Evidence circuit architecture checkpoint¶
This checkpoint records the evidence circuit completed across #1748 through
1761. The purpose is to stop the propagation chain here, document the¶
architecture, and keep future roadmap slices from becoming another "consume the previous consumer" loop.
Why this checkpoint exists¶
The recent roadmap work connected evidence across the core review surfaces:
- FailureVectorEngine produces normalized failure evidence.
- SafetyGate consumes the normalized failure evidence.
- TrajectoryStore records the evidence as durable history.
- RepoMemory consumes the recorded evidence.
- ProtectedVerifier consumes RepoMemory evidence.
- PR Quality surfaces ProtectedVerifier evidence.
- Runtime proof artifacts consume PR Quality and ProtectedVerifier evidence.
- Replayable benchmark evidence validates the evidence path.
- Runtime Proof, PR Quality, and ProtectedVerifier consume the replay evidence without expanding authority.
The circuit is now complete enough to treat it as an architecture asset, not as a reason to keep adding recursive consumers.
Completed evidence path¶
| Slice | Surface | Evidence movement |
|---|---|---|
| #1748 | FailureVectorEngine | Adds normalized failure-vector contract |
| #1749 | SafetyGate | Consumes failure-vector contract |
| #1750 | TrajectoryStore | Records contract evidence |
| #1751 | RepoMemory | Consumes recorded contract evidence |
| #1752 | ProtectedVerifier | Consumes RepoMemory contract evidence |
| #1753 | PR Quality | Surfaces ProtectedVerifier contract evidence |
| #1754 | Runtime Proof | Consumes ProtectedVerifier contract evidence |
| #1755 | ProtectedVerifier | Consumes Runtime Proof contract evidence |
| #1756 | ReplayableBenchmarkHarness | Replays Runtime Proof contract evidence |
| #1757 | Runtime Proof | Consumes benchmark replay evidence |
| #1758 | ProtectedVerifier | Consumes Runtime Proof benchmark replay evidence |
| #1759 | PR Quality | Consumes ProtectedVerifier benchmark replay evidence |
| #1760 | Runtime Proof | Consumes PR Quality verifier benchmark replay evidence |
| #1761 | ProtectedVerifier | Consumes Runtime Proof PR Quality benchmark replay evidence |
Architecture boundary¶
The completed circuit is reporting-only.
It may collect, summarize, replay, compare, and display evidence. It must not grant any of the following authority:
- automatic patch application
- automatic security dismissal
- merge authorization
- semantic-equivalence claims
Every consumer in the circuit must preserve these denied authorities even when incoming evidence contains a field that attempts to expand authority.
What the circuit proves¶
The circuit proves that evidence can move across the delivery-reliability surfaces without becoming an action-authorizing control plane.
The intended use is:
- Help maintainers see why a patch is risky or reviewable.
- Preserve the path from failure signal to review artifact.
- Make repeated evidence visible across PR Quality, Runtime Proof, and ProtectedVerifier.
- Keep human review as the final decision point.
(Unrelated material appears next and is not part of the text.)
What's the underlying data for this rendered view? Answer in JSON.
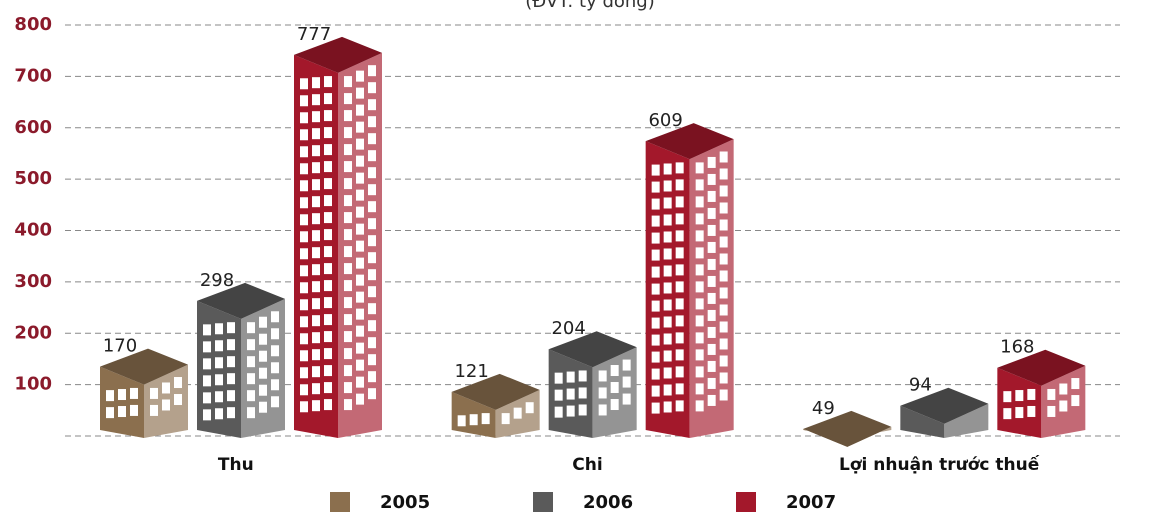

The circuit does not prove that a code change is semantically equivalent. It does not authorize a merge. It does not apply patches. It does not dismiss security findings.
Stop condition¶
The propagation loop stops at #1761.
Future slices should not add another consumer of the same benchmark replay evidence unless there is a new product surface or a concrete missing review artifact. Prefer one of these next directions instead:
- architecture diagrams and docs navigation
- evidence graph summary
- operator review guide
- dashboard/reporting polish
- release-readiness packaging
- narrower usability improvements
Post-checkpoint benchmark validation¶
Later diagnostic execution-plan and trajectory-handoff work adds a new contract to the existing control plane, but it does not reopen the recursive consumer chain. Replayable benchmark scenarios may validate the observed, not-provided, and forged-authority outcomes for that contract.
This validation remains reporting-only:
- planned commands are evidence, not executable instructions;
- trajectory proof command arrays remain empty;
- benchmark output does not feed current PR decisions or RepoMemory;
- forged execution authority must fail before trajectory evidence is written.
Review checklist for future slices¶
Before adding another evidence consumer, confirm all of the following:
- The new surface is distinct from the existing circuit.
- The evidence is not already visible in PR Quality, Runtime Proof, or ProtectedVerifier.
- The new slice improves operator review, not automation authority.
- The implementation preserves reporting-only behavior.
- The proof output still shows no patch application, no security dismissal, no merge authorization, and no semantic-equivalence claim.